Зачесав назад светлые волосы, она стремительно вышла навстречу серому утру –
беззаботный странник в запыленном, потрепанном хаки. Рядом с ней – черноволосый
красавчик Луи.
Хайман видел, как они пересекали травянистую лужайку –
женщина отправилась в поле, где намеревалась найти себе убежище для сна под
землей, а мужчина вошел в прохладный темный флигель. В нем, несомненно, была
какая-то утонченность; она чувствовалась даже в том, как он проскользнул под
настил, как улегся там, словно в могиле, как сложил руки, мгновенно проваливаясь
в полную темноту.
А женщина… Она с потрясающей стремительностью выкопала для
себя глубокое потайное укрытие, листья тут же улеглись на место, словно ее там
и не было. Земля приняла в себя ее вытянутые руки, склоненную голову, и она
окунулась в сон о близнецах, вернулась к джунглям и реке, которых никогда не
вспомнит.
Пока все в порядке. Хайман не желал им гибели, не хотел,
чтобы и они вспыхнули словно свечки. Чувствуя безмерную усталость, он
прислонился спиной к стволу и вдохнул едкий аромат зеленых яблок.
Зачем она здесь? И где прячется? Едва он сосредоточился на
этой мысли, как тут же услышал тихий светлый звук ее присутствия – в чем-то
сродни звуку современных моторов, – она словно шептала что-то о себе и о
своей смертоносной силе.
Наконец из дома показался Лестат; он поспешил к своему
логову за акациями, у склона холма. Открыв потайную дверь, он спустился по
земляным ступенькам в сырое помещение.
Это означает, что все они до вечера могут наслаждаться
покоем – пока он не принесет дурные вести.
Солнце готово было вот-вот выйти из-за горизонта, уже
появились первые лучи, всегда лишавшие Хаймана четкости зрения. Мир постепенно
утрачивал определенность линий и очертаний, и потому он сосредоточил внимание
на мягких красках фруктового сада. Он на миг закрыл глаза, понимая, что нужно
идти в дом и найти какое-нибудь прохладное, затененное место, где его не
побеспокоят смертные.
А когда солнце сядет, он будет ждать их пробуждения.

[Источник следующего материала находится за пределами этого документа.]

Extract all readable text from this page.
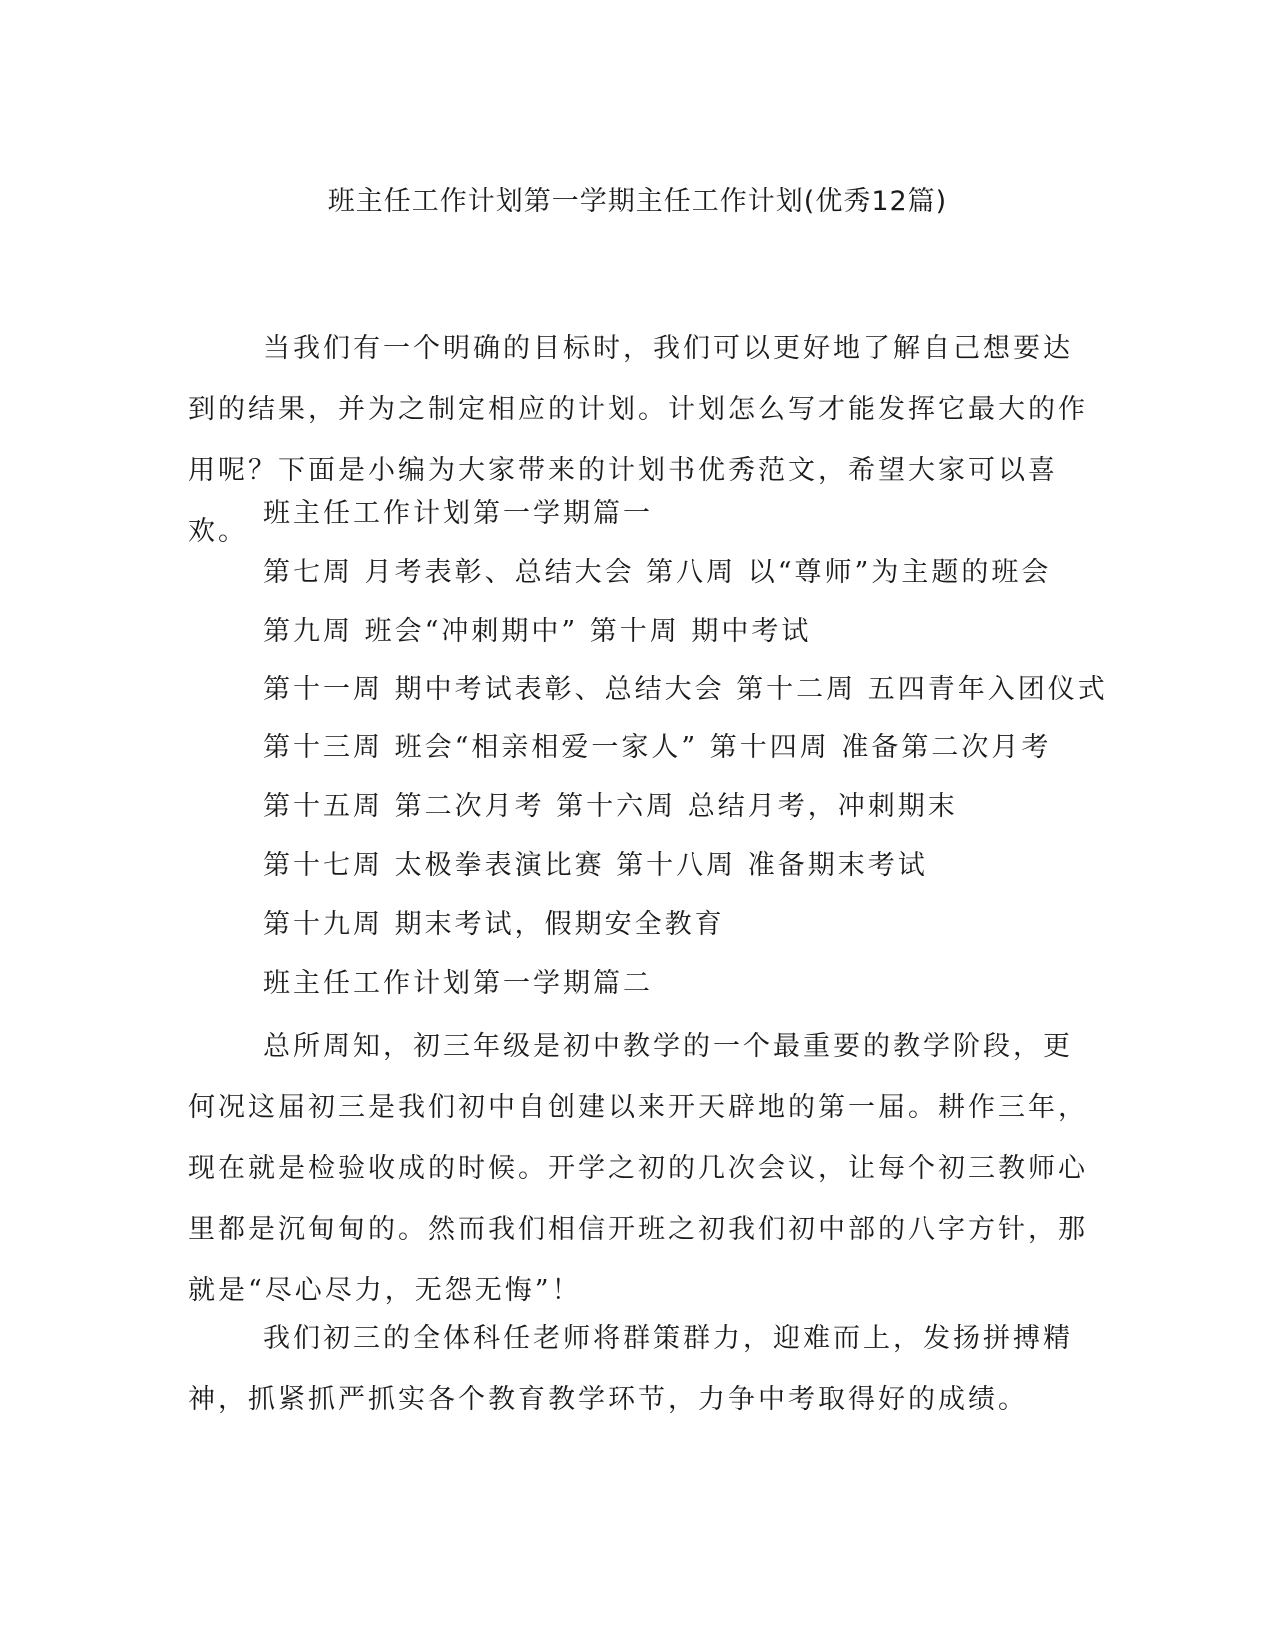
班主任工作计划第一学期主任工作计划(优秀12篇)

当我们有一个明确的目标时，我们可以更好地了解自己想要达到的结果，并为之制定相应的计划。计划怎么写才能发挥它最大的作用呢？下面是小编为大家带来的计划书优秀范文，希望大家可以喜欢。

班主任工作计划第一学期篇一

第七周 月考表彰、总结大会 第八周 以“尊师”为主题的班会

第九周 班会“冲刺期中” 第十周 期中考试

第十一周 期中考试表彰、总结大会 第十二周 五四青年入团仪式

第十三周 班会“相亲相爱一家人” 第十四周 准备第二次月考

第十五周 第二次月考 第十六周 总结月考，冲刺期末

第十七周 太极拳表演比赛 第十八周 准备期末考试

第十九周 期末考试，假期安全教育

班主任工作计划第一学期篇二

总所周知，初三年级是初中教学的一个最重要的教学阶段，更何况这届初三是我们初中自创建以来开天辟地的第一届。耕作三年，现在就是检验收成的时候。开学之初的几次会议，让每个初三教师心里都是沉甸甸的。然而我们相信开班之初我们初中部的八字方针，那就是“尽心尽力，无怨无悔”！

我们初三的全体科任老师将群策群力，迎难而上，发扬拼搏精神，抓紧抓严抓实各个教育教学环节，力争中考取得好的成绩。
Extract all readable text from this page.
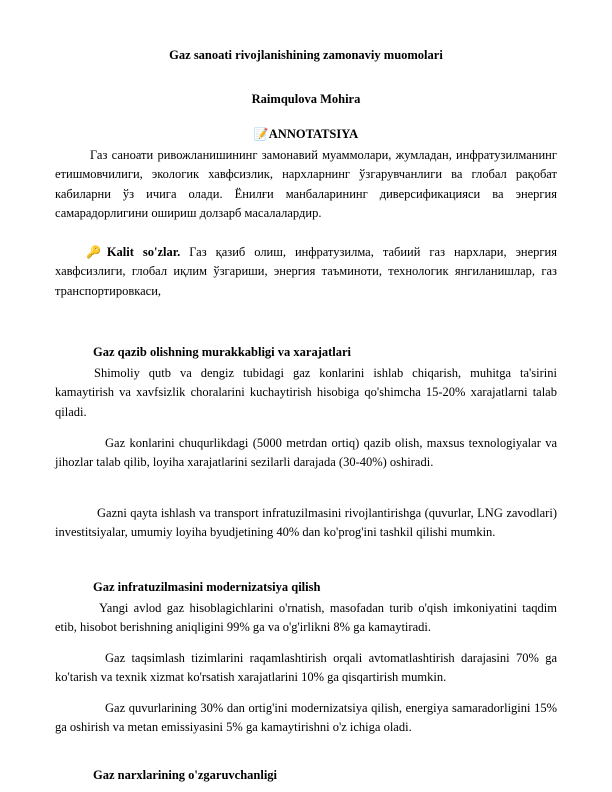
Gaz sanoati rivojlanishining zamonaviy muomolari
Raimqulova Mohira
📝ANNOTATSIYA
Газ саноати ривожланишининг замонавий муаммолари, жумладан, инфратузилманинг етишмовчилиги, экологик хавфсизлик, нархларнинг ўзгарувчанлиги ва глобал рақобат кабиларни ўз ичига олади. Ёнилғи манбаларининг диверсификацияси ва энергия самарадорлигини ошириш долзарб масалалардир.
🔑Kalit so'zlar. Газ қазиб олиш, инфратузилма, табиий газ нархлари, энергия хавфсизлиги, глобал иқлим ўзгариши, энергия таъминоти, технологик янгиланишлар, газ транспортировкаси,
Gaz qazib olishning murakkabligi va xarajatlari
Shimoliy qutb va dengiz tubidagi gaz konlarini ishlab chiqarish, muhitga ta'sirini kamaytirish va xavfsizlik choralarini kuchaytirish hisobiga qo'shimcha 15-20% xarajatlarni talab qiladi.
Gaz konlarini chuqurlikdagi (5000 metrdan ortiq) qazib olish, maxsus texnologiyalar va jihozlar talab qilib, loyiha xarajatlarini sezilarli darajada (30-40%) oshiradi.
Gazni qayta ishlash va transport infratuzilmasini rivojlantirishga (quvurlar, LNG zavodlari) investitsiyalar, umumiy loyiha byudjetining 40% dan ko'prog'ini tashkil qilishi mumkin.
Gaz infratuzilmasini modernizatsiya qilish
Yangi avlod gaz hisoblagichlarini o'rnatish, masofadan turib o'qish imkoniyatini taqdim etib, hisobot berishning aniqligini 99% ga va o'g'irlikni 8% ga kamaytiradi.
Gaz taqsimlash tizimlarini raqamlashtirish orqali avtomatlashtirish darajasini 70% ga ko'tarish va texnik xizmat ko'rsatish xarajatlarini 10% ga qisqartirish mumkin.
Gaz quvurlarining 30% dan ortig'ini modernizatsiya qilish, energiya samaradorligini 15% ga oshirish va metan emissiyasini 5% ga kamaytirishni o'z ichiga oladi.
Gaz narxlarining o'zgaruvchanligi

Он
поведает им все, что знает; расскажет об остальных. С внезапным приступом боли он
вспомнил о Маэле и Джесс, которых так и не смог найти – их словно поглотила
сама земля.
Он вспомнил о Маарет и чуть не заплакал. Но он уже шел к
дому. Солнце грело ему спину; ноги тяжелели. Завтра ночью, что бы ни произошло,
он не будет одинок. Он будет с Лестатом и его соратниками; а если они его
отвергнут, он разыщет Армана. Или отправится на север, к Мариусу.
Сначала он услышал звук – точнее, громкий рев. Он обернулся,
прикрывая глаза от восходящего солнца: в воздух взлетели огромные комья земли.
Акации закачались, как в грозу, затрещали ветки, вывернутые с корнями стволы
повалились в беспорядочную кучу.
Сверкнув темной молнией, из-под земли стремительно поднялась
царица в своих развевающихся на ветру одеяниях и с невероятной скоростью
помчалась на запад, подальше от рассвета. В ее руках безжизненно болталось
обмякшее тело Лестата.
Изо рта Хаймана невольно вырвался громкий крик и далеко
разнесся над всей застывшей долиной. Значит, она забрала своего возлюбленного!
О, бедный возлюбленный, о, бедный прекрасный золотоволосый
принц…
Но уже некогда думать, действовать или разбираться в
собственном сердце. Он бросился к дому, ибо солнце уже пронзило облака и
горизонт превратился в пылающий ад.
Дэниел шевельнулся в темноте. Сон приподнялся, как одеяло,
которое его чуть было не раздавило. Он увидел, как блеснули глаза Армана.
Услышал, как Арман шепнул:
– Забрала.
Джесс громко застонала. Невесомая, она плыла в жемчужном
полумраке. Она увидела две поднимающиеся в воздух фигуры: Мать и Сын словно
слились в танце. Они походили на возносящихся к Небесам святых под куполом
церкви. Губы шевельнулись и беззвучно произнесли лишь одно слово: «Мать».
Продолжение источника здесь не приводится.